The Supreme Leader’s three-week stay in an underground shelter became a symbol of elite insulation. On the ground, thousands of homes were damaged or destroyed, with casualties still likely unreported.
The government’s support for reconstruction has been slow and unclear, evoking comparisons to Khorramshahr, a focus of combat in the Iran-Iraq war which remains mostly ruined decades after the Iran–Iraq War.
The official refrain that “Israeli homes were also destroyed” has brought little comfort.
Economic disruption, official deflection
At the end of the 12-day war, Iran’s Chamber of Commerce acknowledged the war’s serious impact: disrupted trade, blocked currency repatriation and shaken investor confidence.
“Government-led economics cannot improve the situation,” said Isa Mansouri, head of the Chamber’s Research Center.
The warning echoed the view from Tehran’s bazaar and stock exchange: that even limited geopolitical shocks can derail imports and daily commerce.
Pension delays are another flashpoint.
A July 23 report by state news agency ILNA revealed some retirees were still waiting for April payments.
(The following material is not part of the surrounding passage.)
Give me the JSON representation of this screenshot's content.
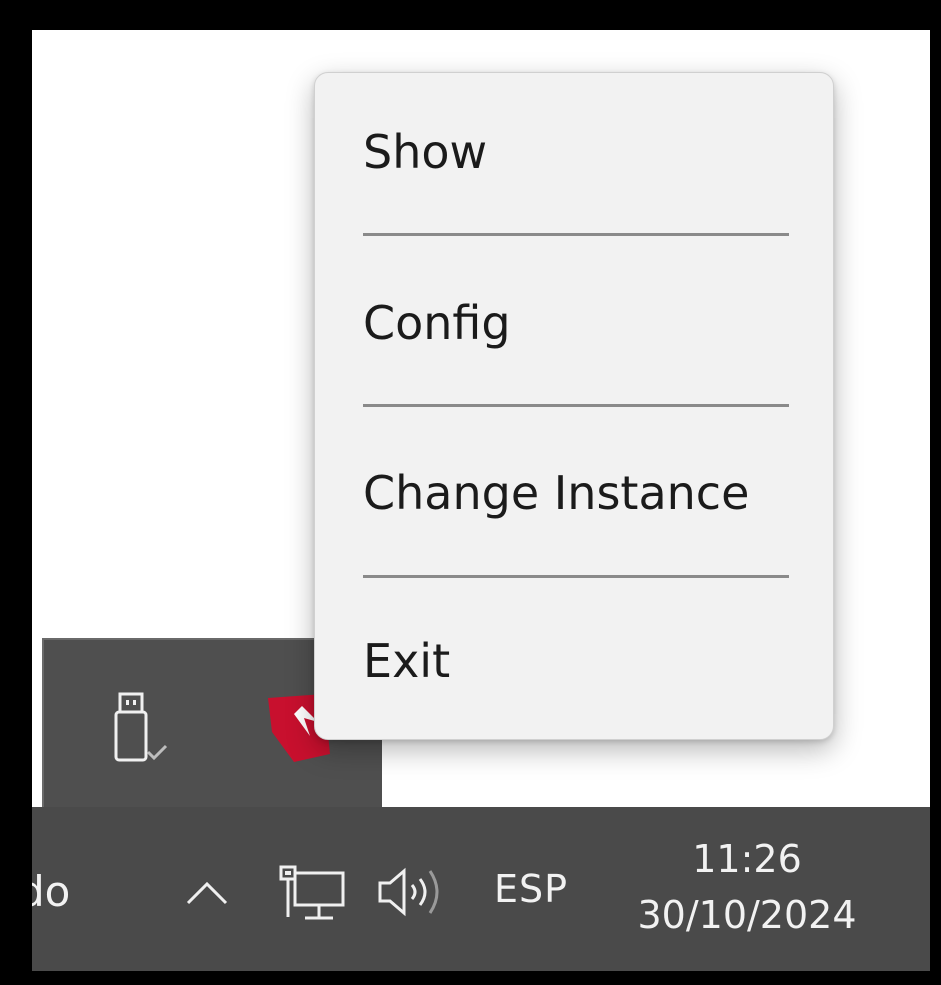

Infrastructure damage in Tehran is extensive—over 3,000 housing units were hit in District 4 alone, with no clear timeline for repairs.
To contain the crisis, authorities quietly declared unofficial “holidays” in Tehran, reducing strain on water and power utilities while avoiding transparency.
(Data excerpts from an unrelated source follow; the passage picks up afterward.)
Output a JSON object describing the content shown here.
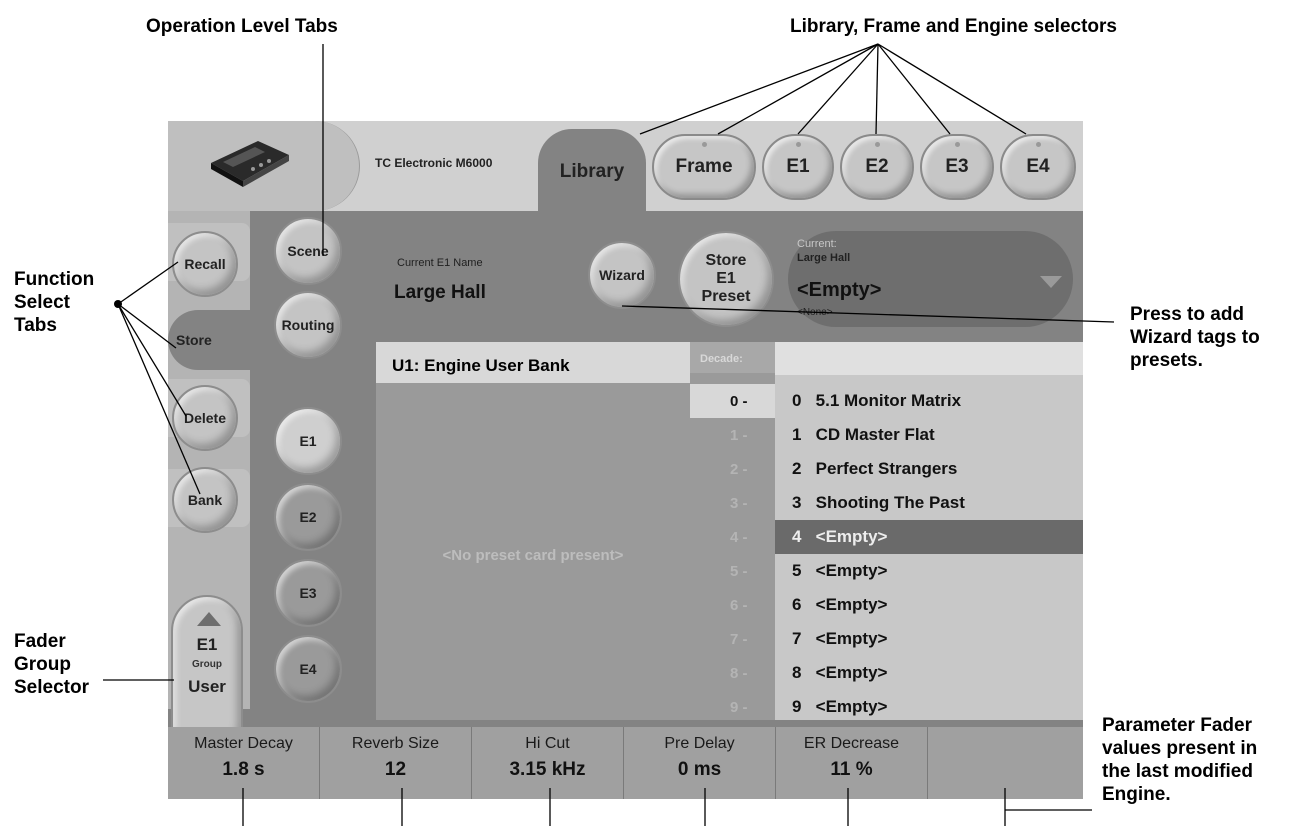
{
  "annotations": {
    "operation_level_tabs": "Operation Level Tabs",
    "selectors": "Library, Frame and Engine selectors",
    "function_select": [
      "Function",
      "Select",
      "Tabs"
    ],
    "fader_group": [
      "Fader",
      "Group",
      "Selector"
    ],
    "wizard_note": [
      "Press to add",
      "Wizard tags to",
      "presets."
    ],
    "fader_note": [
      "Parameter Fader",
      "values present in",
      "the last modified",
      "Engine."
    ]
  },
  "header": {
    "brand": "TC Electronic M6000",
    "tabs": [
      "Library",
      "Frame",
      "E1",
      "E2",
      "E3",
      "E4"
    ],
    "active_tab": "Library"
  },
  "function_tabs": {
    "recall": "Recall",
    "store": "Store",
    "delete": "Delete",
    "bank": "Bank",
    "active": "Store"
  },
  "fader_group": {
    "engine": "E1",
    "group_label": "Group",
    "group": "User"
  },
  "operation_tabs": [
    "Scene",
    "Routing",
    "E1",
    "E2",
    "E3",
    "E4"
  ],
  "current": {
    "name_label": "Current E1 Name",
    "name": "Large Hall",
    "wizard_button": "Wizard",
    "store_button": [
      "Store",
      "E1",
      "Preset"
    ],
    "preset_label": "Current:",
    "preset_current": "Large Hall",
    "preset_target": "<Empty>",
    "preset_tag": "<None>"
  },
  "bank": {
    "title": "U1:   Engine User Bank",
    "empty_message": "<No preset card present>"
  },
  "decades": {
    "label": "Decade:",
    "items": [
      "0 -",
      "1 -",
      "2 -",
      "3 -",
      "4 -",
      "5 -",
      "6 -",
      "7 -",
      "8 -",
      "9 -"
    ],
    "active_index": 0
  },
  "presets": {
    "items": [
      {
        "num": "0",
        "name": "5.1 Monitor Matrix"
      },
      {
        "num": "1",
        "name": "CD Master Flat"
      },
      {
        "num": "2",
        "name": "Perfect Strangers"
      },
      {
        "num": "3",
        "name": "Shooting The Past"
      },
      {
        "num": "4",
        "name": "<Empty>"
      },
      {
        "num": "5",
        "name": "<Empty>"
      },
      {
        "num": "6",
        "name": "<Empty>"
      },
      {
        "num": "7",
        "name": "<Empty>"
      },
      {
        "num": "8",
        "name": "<Empty>"
      },
      {
        "num": "9",
        "name": "<Empty>"
      }
    ],
    "selected_index": 4
  },
  "faders": [
    {
      "name": "Master Decay",
      "value": "1.8 s"
    },
    {
      "name": "Reverb Size",
      "value": "12"
    },
    {
      "name": "Hi Cut",
      "value": "3.15 kHz"
    },
    {
      "name": "Pre Delay",
      "value": "0 ms"
    },
    {
      "name": "ER Decrease",
      "value": "11 %"
    },
    {
      "name": "",
      "value": ""
    }
  ]
}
President Pezeshkian’s claim on Al Jazeera that Israel bombed water resources to deprive Iranians of access was widely ridiculed and seen as deflecting from decades of internal mismanagement.
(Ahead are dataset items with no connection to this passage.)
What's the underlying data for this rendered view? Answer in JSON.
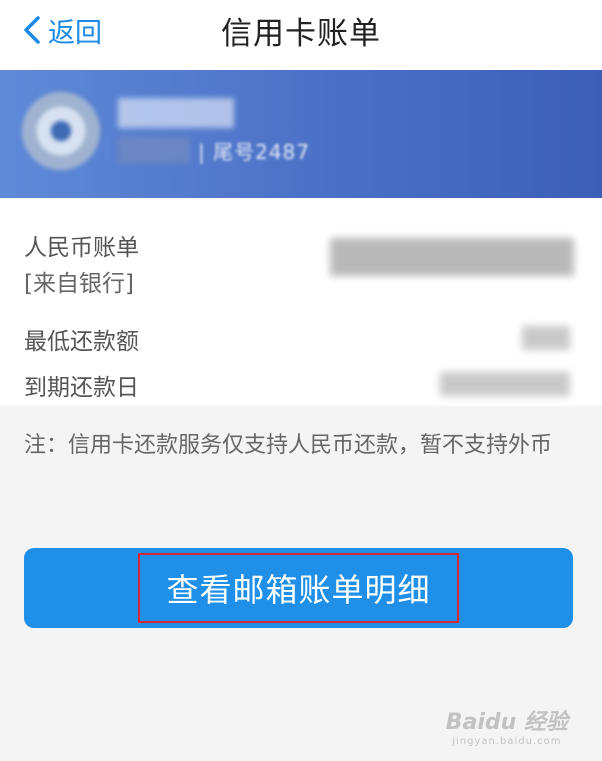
{
  "nav": {
    "back_label": "返回",
    "title": "信用卡账单"
  },
  "card": {
    "tail_text": "| 尾号2487"
  },
  "info": {
    "rmb_label": "人民币账单",
    "source_label": "[来自银行]",
    "min_payment_label": "最低还款额",
    "due_date_label": "到期还款日"
  },
  "note": "注：信用卡还款服务仅支持人民币还款，暂不支持外币",
  "button": {
    "label": "查看邮箱账单明细"
  },
  "watermark": {
    "brand": "Baidu 经验",
    "url": "jingyan.baidu.com"
  },
  "colors": {
    "accent": "#1f8fe8",
    "card_blue": "#4b70c6",
    "highlight_red": "#d42a33"
  }
}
War’s reach into private life
A study by academic Momeneh Baseri, "The Iran-Israel War and the Change in Iranians' Lifestyle", published June 21 by Azad University, highlights the war’s broad social effects—even among those far from the front lines.
Drawing on field research and crisis sociology, Baseri identified several trends:
Cinemas and concert halls remain empty. In their place: home-based religious rituals, streaming platforms, and a growing culture of isolation.
The illusion of normalcy
Even efforts to portray resilience have backfired.
A video recorded and published by moderate daily Ham-Mihan shortly after ceasefire showed quiet Tehran streets and shuttered shops.
Another report by moderate online publication Asr Iran featured returning residents—some relieved, many bracing for more strikes. “It felt good to return,” said one man on camera, “even to an unsafe home.”
Foreign observers confirm the unease.
Deutsche Welle’s Dan Hirschfeld described Tehran as “in a constant state of alert,” with many seeking to leave and economic stress visibly deepening.
Calls for fundamental change
Criticism of the government narrative is mounting.
Sociologist Taqi Azad Armaki, writing in Fararu, called for a transition “from ideological warfare to national reconstruction.”
A urged empowering the sidelined middle class and warned that the war had left Iran helpless and unable to meet basic needs.
More notably, some opposition voices—inside and outside Iran—are now discussing the formation of a “constitutional assembly.”
Though cautiously framed, it marks the clearest sign yet of openness to structural change.
Despite claims of stability, the Islamic Republic may be at its most fragile point since the 1981 bombing that killed over 70 top officials claimed by the People's Mojahedin Organization of Iran or MEK.
Then, the system had a charismatic leader in Ruhollah Khomeini and revolutionary zeal. Now, it is led by a solitary, increasingly isolated Supreme Leader with no clear path forward.